23 Im Widerspruchsbescheid wird darüber hinaus auch auf den Zeitablauf seit dem
Auslaufen des Pachtvertrages abgestellt. Dieser Gesichtspunkt unter
Berücksichtigung des Kenntnisstandes der Behörde, auf dessen Grundlage die
Entscheidung getroffen wurde, läßt auf dem Hintergrund des Pachtvertrages und
seiner Abwicklung die Heranziehung des Klägers als vertretbar erscheinen. Das gilt
zunächst für die Anordnung der Beseitigung der Einfriedung: Der Behörde war
durch mehrfache Anfragen des Landgerichts Hanau und den zu den
Behördenakten gegebenen Teilvergleich bekannt, daß die von der früheren
Pächterin und ihrem Ehemann errichtete Einfriedung nach Pachtende auf die im
Pachtvertrag unter Ziff. 5 vorgesehene Weise im Wege des Aufwendungsersatzes
vom Kläger abgelöst worden war. Insoweit war im Verhältnis zwischen der früheren
Pächterin und dem Kläger mit Abschluß des Vergleichs ein Beseitigungsrecht nicht
mehr gegeben. Insoweit entspricht der Sachverhalt der dem Urteil des Senats
vom 11.11.1977 (IV OE 44/76) zugrundeliegenden Fallgestaltung. In dieser
Entscheidung hat der Senat die Heranziehung des Grundstückseigentümers zur
Beseitigung einer baulichen Anlage, die der Pächter im Rahmen des
Pachtvertrages errichtet hat, als ermessensfehlerfrei angesehen.

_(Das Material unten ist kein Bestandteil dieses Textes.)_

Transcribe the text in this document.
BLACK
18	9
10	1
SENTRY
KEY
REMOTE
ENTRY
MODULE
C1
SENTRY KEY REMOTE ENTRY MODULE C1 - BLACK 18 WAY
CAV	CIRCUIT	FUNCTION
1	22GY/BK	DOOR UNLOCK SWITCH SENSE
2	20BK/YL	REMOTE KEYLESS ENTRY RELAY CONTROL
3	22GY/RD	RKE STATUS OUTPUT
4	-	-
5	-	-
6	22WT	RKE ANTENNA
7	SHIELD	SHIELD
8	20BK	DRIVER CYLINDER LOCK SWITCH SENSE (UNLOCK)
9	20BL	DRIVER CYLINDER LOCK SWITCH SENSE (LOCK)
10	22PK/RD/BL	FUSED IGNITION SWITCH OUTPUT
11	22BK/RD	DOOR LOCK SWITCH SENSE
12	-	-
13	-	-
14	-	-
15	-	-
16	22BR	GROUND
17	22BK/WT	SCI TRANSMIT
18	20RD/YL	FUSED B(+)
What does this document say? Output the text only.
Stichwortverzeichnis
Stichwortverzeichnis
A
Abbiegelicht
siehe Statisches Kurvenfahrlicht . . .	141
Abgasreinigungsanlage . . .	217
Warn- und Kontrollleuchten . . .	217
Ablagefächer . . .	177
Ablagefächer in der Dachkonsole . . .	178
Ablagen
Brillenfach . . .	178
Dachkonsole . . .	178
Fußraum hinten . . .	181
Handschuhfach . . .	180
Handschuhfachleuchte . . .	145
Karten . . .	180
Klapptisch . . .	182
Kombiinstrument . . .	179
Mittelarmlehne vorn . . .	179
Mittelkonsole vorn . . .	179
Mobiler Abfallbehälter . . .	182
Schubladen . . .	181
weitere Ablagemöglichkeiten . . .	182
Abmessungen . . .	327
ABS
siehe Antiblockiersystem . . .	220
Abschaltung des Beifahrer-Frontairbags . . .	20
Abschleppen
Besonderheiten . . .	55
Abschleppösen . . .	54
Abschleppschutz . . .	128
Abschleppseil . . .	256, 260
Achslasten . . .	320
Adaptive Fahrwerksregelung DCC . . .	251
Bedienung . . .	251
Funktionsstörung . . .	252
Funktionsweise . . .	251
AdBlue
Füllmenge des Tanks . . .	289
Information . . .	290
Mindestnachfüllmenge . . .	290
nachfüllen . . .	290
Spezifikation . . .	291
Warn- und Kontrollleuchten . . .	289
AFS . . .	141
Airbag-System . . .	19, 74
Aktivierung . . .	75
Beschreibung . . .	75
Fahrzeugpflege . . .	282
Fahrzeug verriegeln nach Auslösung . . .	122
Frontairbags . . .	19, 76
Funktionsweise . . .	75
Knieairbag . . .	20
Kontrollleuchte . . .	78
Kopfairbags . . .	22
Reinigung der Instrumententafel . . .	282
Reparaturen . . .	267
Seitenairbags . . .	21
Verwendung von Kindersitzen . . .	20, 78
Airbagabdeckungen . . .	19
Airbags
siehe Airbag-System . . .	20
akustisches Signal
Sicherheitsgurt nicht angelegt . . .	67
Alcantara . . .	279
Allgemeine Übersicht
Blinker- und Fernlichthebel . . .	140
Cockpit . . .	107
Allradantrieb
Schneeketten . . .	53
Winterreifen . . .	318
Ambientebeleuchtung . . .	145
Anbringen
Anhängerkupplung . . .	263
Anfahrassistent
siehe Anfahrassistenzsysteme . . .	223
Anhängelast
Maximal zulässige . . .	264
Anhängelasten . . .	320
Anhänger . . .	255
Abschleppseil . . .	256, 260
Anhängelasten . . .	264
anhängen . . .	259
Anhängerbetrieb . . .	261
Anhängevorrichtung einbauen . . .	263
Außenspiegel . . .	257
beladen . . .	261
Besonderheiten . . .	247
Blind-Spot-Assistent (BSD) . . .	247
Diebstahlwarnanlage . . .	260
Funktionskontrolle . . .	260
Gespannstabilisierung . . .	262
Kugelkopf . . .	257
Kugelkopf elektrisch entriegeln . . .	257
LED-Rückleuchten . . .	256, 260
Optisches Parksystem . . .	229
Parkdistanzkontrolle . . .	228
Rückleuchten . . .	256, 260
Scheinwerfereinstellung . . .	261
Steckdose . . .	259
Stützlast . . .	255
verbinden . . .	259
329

Dasselbe muß
aber auch für das Wochenendhaus gelten. Der Kläger hat dessen Errichtung nicht
etwa als gegen den Pachtzweck verstoßend angesehen und sich ihr widersetzt.
Vielmehr spielte -- wie die wiederholten Anfragen des Landgerichts Hanau bei der
Bauaufsichtsbehörde bestätigen -- die Frage, ob das Wochenendhaus Bestand
haben oder jederzeit mit einer Abbruchverfügung der Bauaufsichtsbehörde
gerechnet werden konnte nur insoweit eine Rolle, als dieser Umstand für die Höhe
des Betrages von Bedeutung war, der bei der Auseinandersetzung gemäß § 5 des
Pachtvertrages gegebenenfalls auszugleichen war. Der Kläger war bereit den mit
dem Bestand des Hauses auf dem Grundstück verbundenen Vorteil zu nutzen,
wollte jedoch mit den Kosten für seine Beseitigung nicht belastet werden. Unter
diesen Umständen konnte er gleichrangig neben dem Pächter als Pflichtiger
herangezogen werden.
Hinweis: Die Entscheidung wurde von den Dokumentationsstellen der hessischen Gerichte
ausgewählt und dokumentiert. Darüber hinaus ist eine ergänzende Dokumentation durch
die obersten Bundesgerichte erfolgt.